I understand that people have different learning needs, home situations, etc. If something isn’t working for you in the class, please reach out and let’s try to work it out.

- Students will learn about modern tools for data processing, including random sampling and hashing, low-memory streaming algorithms, linear and non-linear dimensionality reduction, spectral graph theory, and continuous optimization. A major goal is to be familiar at a high level with a breadth of algorithmic tools beyond combinatorial algorithms, which are the main focus of most undergraduate algorithms courses.

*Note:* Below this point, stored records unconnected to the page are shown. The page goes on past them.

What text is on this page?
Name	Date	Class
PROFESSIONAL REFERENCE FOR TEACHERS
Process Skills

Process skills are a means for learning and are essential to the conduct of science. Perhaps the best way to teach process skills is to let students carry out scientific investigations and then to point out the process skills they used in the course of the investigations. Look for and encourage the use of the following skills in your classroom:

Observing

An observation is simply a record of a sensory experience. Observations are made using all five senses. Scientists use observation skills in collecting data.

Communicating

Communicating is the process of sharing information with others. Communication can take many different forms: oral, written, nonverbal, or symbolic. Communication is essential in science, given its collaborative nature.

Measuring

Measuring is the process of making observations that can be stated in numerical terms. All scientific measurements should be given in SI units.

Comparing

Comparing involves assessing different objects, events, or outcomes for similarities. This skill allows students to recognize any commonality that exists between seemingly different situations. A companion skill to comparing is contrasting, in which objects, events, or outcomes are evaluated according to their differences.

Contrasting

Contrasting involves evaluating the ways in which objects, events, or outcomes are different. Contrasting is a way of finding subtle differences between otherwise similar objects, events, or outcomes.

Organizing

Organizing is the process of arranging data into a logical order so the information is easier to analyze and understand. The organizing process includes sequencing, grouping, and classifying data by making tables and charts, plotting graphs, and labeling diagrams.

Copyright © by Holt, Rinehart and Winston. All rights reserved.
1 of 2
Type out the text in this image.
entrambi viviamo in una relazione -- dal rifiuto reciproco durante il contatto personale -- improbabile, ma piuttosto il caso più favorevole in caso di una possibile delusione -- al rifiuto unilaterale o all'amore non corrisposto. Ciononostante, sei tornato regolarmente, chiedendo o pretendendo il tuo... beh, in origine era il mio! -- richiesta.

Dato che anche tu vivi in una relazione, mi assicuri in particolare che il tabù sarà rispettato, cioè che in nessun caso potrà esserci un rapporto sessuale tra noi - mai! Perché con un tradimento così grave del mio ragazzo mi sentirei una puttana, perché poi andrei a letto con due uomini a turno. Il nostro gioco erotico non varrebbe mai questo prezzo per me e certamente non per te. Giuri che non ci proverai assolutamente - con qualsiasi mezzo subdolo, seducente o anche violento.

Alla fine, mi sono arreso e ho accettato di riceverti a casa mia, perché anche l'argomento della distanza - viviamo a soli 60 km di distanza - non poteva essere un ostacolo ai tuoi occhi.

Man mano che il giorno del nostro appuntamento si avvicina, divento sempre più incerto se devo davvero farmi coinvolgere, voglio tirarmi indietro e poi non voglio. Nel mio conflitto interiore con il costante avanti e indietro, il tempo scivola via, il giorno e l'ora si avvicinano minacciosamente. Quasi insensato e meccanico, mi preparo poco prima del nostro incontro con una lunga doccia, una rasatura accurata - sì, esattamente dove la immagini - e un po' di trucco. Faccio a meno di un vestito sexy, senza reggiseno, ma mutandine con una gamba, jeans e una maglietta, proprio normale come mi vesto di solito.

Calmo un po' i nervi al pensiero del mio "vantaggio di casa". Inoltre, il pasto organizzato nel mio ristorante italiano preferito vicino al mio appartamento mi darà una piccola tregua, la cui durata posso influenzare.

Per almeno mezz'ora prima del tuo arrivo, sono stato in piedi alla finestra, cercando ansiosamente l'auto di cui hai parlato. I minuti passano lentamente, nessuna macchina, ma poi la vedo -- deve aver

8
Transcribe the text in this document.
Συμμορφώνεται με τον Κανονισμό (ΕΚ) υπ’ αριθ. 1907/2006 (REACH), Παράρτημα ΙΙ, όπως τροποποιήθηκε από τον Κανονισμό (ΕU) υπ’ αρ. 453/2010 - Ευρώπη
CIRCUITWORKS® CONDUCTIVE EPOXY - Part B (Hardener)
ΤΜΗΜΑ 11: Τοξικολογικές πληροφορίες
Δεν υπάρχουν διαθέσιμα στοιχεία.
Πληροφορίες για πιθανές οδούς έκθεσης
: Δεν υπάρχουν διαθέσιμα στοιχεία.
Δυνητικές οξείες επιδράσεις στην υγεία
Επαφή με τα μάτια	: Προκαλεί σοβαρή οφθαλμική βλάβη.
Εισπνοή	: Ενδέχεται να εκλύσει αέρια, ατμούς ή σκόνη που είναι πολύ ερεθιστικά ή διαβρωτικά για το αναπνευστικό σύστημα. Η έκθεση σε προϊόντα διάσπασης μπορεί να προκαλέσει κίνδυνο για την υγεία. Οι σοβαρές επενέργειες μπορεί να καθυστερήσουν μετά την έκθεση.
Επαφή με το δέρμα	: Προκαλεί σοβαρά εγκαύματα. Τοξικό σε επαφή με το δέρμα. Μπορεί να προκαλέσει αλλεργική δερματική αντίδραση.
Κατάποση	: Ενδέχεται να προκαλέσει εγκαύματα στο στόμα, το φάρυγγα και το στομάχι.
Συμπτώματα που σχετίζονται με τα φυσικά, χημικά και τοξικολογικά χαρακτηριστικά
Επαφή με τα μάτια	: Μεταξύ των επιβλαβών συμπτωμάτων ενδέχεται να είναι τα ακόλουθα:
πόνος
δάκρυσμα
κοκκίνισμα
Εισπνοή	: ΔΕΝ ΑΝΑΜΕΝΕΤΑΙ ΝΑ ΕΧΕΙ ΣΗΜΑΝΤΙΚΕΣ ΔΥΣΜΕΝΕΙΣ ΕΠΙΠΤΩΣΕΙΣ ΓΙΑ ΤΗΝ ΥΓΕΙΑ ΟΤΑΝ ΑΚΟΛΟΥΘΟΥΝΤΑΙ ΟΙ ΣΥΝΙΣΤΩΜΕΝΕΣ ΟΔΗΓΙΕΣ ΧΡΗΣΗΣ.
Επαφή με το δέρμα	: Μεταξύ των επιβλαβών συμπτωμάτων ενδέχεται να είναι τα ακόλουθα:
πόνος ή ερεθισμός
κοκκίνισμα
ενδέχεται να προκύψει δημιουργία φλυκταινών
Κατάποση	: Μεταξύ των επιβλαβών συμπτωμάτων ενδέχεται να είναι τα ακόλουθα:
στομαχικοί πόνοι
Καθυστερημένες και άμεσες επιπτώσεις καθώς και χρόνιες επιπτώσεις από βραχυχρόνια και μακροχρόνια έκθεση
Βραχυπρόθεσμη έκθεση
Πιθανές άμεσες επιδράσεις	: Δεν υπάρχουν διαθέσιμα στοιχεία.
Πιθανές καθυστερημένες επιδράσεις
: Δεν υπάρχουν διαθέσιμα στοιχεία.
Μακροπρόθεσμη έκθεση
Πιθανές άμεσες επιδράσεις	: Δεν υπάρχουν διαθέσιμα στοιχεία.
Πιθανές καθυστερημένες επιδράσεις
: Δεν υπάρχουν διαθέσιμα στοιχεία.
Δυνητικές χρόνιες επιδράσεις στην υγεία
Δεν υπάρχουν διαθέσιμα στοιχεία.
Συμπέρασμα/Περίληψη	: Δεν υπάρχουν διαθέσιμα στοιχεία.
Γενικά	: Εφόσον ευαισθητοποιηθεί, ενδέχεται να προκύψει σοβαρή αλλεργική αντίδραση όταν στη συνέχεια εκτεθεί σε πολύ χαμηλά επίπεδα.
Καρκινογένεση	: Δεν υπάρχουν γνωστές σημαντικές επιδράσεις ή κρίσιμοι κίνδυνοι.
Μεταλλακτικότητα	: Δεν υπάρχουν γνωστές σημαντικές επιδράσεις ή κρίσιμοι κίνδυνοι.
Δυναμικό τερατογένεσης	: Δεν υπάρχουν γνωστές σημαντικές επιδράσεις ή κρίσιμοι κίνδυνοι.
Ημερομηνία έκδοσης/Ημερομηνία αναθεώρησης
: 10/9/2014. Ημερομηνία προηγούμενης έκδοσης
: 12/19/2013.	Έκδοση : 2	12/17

- Through problem sets, students will develop the ability to apply and modify these algorithmic tools to tackle new problems, beyond those discussed in class. They will strengthen their ability to think creatively about algorithmic problems and push beyond known approaches, to develop solutions of their own.
- Through assessments that emphasize formal proofs, students will strengthen their ability to formulate problems mathematically and analyze them rigorously.
- Through algorithmic problems, students will practice applying fundamental tools in probability theory and linear algebra, which are broadly applicable in data science and machine learning. These include concentration bounds and methods for decomposing complex random variables, eigendecomposition, orthogonal projection, important matrix identities, and fundamentals of high-dimensional geometry and random matrix theory.